Tempête judiciaire à la Clinique Mutualiste : le pdg du groupe Avec soupçonné de « prise illégale d’intérêts »

Le pdg du groupe francilien Avec (ex-Doctegestio), Bernard Bensaid, avait fait de la reprise d'établissements de santé en difficultés sa spécialité. C'est d'ailleurs la stratégie qui l'avait amenée à racheter le Groupement Hospitalier Mutualiste de Grenoble (GHM) en octobre 2020 aux mains d'Adréa (devenue Aésio) et de la Mutualité Française, malgré l'opposition des salariés et usagers qui craignaient pour la mission de service public du second établissement de santé du bassin. Depuis cette semaine, c'est une tempête judiciaire qui s'abat sur le groupe : à l'issue d'une garde à vue de son pdg survenue lundi, une information judiciaire pour « prise illégale d’intérêts par un chargé de mission de service public » et « détournements de fonds publics » vient d'être ouverte par le parquet de Grenoble.
(Crédits : DR)

Un peu plus de deux ans après son rachat, le Groupement Hospitalier Mutualiste (GHM), que l'on appelle ici « la Mut' », entre dans ce qui pourrait bien devenir une tempête judiciaire.

Car depuis la vente au groupe Avec (ex-Doctegestio) de ce groupement grenoblois créé en 1957 et qui rassemble lui-même trois cliniques (la Clinique Mutualiste des Eaux Claires, la clinique d'Alembert et le Centre Daniel Hollard), une activité dentaire, des laboratoires et les centres de planification des Eaux-Claires et de consultation du Grésivaudan, les représentants des salariés n'avaient pas caché leurs inquiétudes quant au maintien du statut d'établissement de santé privé d'intérêt collectif (Espic), et à la gestion de ses finances.

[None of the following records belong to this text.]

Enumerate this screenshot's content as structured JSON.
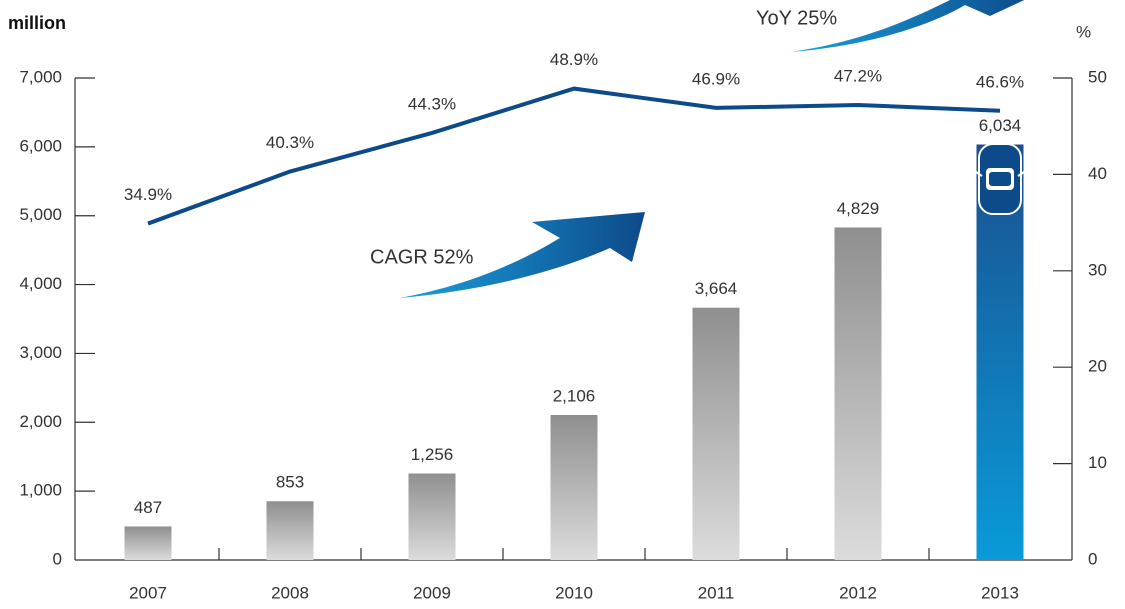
{
  "chart_data": {
    "type": "bar_line",
    "y_label": "million",
    "y2_label": "%",
    "annotations": [
      "CAGR 52%",
      "YoY 25%"
    ],
    "categories": [
      "2007",
      "2008",
      "2009",
      "2010",
      "2011",
      "2012",
      "2013"
    ],
    "series": [
      {
        "type": "bar",
        "values": [
          487,
          853,
          1256,
          2106,
          3664,
          4829,
          6034
        ],
        "value_labels": [
          "487",
          "853",
          "1,256",
          "2,106",
          "3,664",
          "4,829",
          "6,034"
        ],
        "colors": [
          "#8f8f8f",
          "#8f8f8f",
          "#8f8f8f",
          "#8f8f8f",
          "#8f8f8f",
          "#8f8f8f",
          "#1a4f8f"
        ]
      },
      {
        "type": "line",
        "axis": "y2",
        "color": "#0d4a8a",
        "values": [
          34.9,
          40.3,
          44.3,
          48.9,
          46.9,
          47.2,
          46.6
        ],
        "value_labels": [
          "34.9%",
          "40.3%",
          "44.3%",
          "48.9%",
          "46.9%",
          "47.2%",
          "46.6%"
        ]
      }
    ],
    "ylim": [
      0,
      7000
    ],
    "yticks": [
      0,
      {
        "value": 1000,
        "label": "1,000"
      },
      {
        "value": 2000,
        "label": "2,000"
      },
      {
        "value": 3000,
        "label": "3,000"
      },
      {
        "value": 4000,
        "label": "4,000"
      },
      {
        "value": 5000,
        "label": "5,000"
      },
      {
        "value": 6000,
        "label": "6,000"
      },
      {
        "value": 7000,
        "label": "7,000"
      }
    ],
    "y2lim": [
      0,
      50
    ],
    "y2ticks": [
      0,
      10,
      20,
      30,
      40,
      50
    ]
  }
}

En juin dernier, une plainte contre X avait même été déposée pour « prise illégale d'intérêts et détournement de fonds » par les syndicats FO et CGT, qui soupçonnaient leur pdg, Bernard Bensaid, de prélever chaque année une part de la trésorerie de leur établissement au profit du groupe Avec, qui compte lui-même 12.000 salariés et 400 établissements. Et c'est précisément cette procédure qui semble avoir franchi un nouveau cap ce lundi, avec la mise en garde à vue (depuis prolongée de 24 heures), du pdg du groupe Avec, Bernard Bensaid, au sein des locaux de la Police Judiciaire de Grenoble.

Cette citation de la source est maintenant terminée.